Hachida M, Nonoyama M, Hanayama N, Miyagishima M, Hoshi H, Saito S, Koyanagi H
Department of Cardiovascular Surgery, Heart Institute of Japan, Tokyo Women's Medical University, Tokyo, Japan.
Jpn J Thorac Cardiovasc Surg. 2000 Nov;48(11):713-6. doi: 10.1007/BF03218238.
Japanese candidates have been accepted for heart transplantation by the UCLA Medical Center in the US since 1993 due to the lack of donors available from brain-dead patients.
We monitored to patients who underwent such heart transplantation and have been seen at the out-patient clinic at Tokyo Women's Medical University following transplantation. Pre-operative diagnosis was dilated cardiomyopathy in all patients. One patient underwent Novacor implantation as a bridge to heart transplant. All patients underwent cardiac echocardiography and cardiac catheterization including intraluminal echography.

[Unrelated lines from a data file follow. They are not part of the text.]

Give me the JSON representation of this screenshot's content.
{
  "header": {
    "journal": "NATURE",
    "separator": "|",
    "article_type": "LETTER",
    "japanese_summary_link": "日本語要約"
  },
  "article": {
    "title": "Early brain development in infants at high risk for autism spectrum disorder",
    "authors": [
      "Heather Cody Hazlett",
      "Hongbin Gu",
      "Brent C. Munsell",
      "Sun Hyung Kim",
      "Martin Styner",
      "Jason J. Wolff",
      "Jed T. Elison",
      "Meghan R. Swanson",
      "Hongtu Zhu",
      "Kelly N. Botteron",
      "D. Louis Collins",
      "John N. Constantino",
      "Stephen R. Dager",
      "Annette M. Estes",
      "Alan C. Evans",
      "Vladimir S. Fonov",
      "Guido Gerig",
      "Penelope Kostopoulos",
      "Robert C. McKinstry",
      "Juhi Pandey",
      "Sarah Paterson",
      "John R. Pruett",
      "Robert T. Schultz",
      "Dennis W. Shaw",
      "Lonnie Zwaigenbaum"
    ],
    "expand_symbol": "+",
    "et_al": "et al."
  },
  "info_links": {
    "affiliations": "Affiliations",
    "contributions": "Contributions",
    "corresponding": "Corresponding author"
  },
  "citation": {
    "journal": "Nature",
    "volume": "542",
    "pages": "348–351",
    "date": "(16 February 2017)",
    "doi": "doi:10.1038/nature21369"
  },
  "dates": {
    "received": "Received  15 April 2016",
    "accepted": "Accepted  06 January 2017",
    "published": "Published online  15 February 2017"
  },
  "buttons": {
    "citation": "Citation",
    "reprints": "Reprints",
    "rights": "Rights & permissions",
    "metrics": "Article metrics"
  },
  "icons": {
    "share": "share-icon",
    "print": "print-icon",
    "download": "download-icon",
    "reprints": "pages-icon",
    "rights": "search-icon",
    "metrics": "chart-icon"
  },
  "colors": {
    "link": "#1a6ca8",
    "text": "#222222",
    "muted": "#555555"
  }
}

All patients survived with an actuarial survival curve of 100% at 1 year, 100% at 3 years and 87% at 5 years in 4.15 years of average follow-up. Two patients died due to liver dysfunction and cerebral emboli. The postoperative functional status of patients was New York Heart Association classification I in 8 (100%). Immunosuppressive therapies included triple drug therapy using either cyclosporin or tacrolimus. The incidence of acute rejection (/pt) exceeding grade 3 was 4% within three months, 3.5% in 3-6 months, and no significant rejection episode more than 6 months after transplantation. Posttransplantation coronary artery disease was seen in 2 patients, but no progression was seen after diltiazem therapy.
Our postoperative follow-up after cardiac transplantation appears to be satisfactory.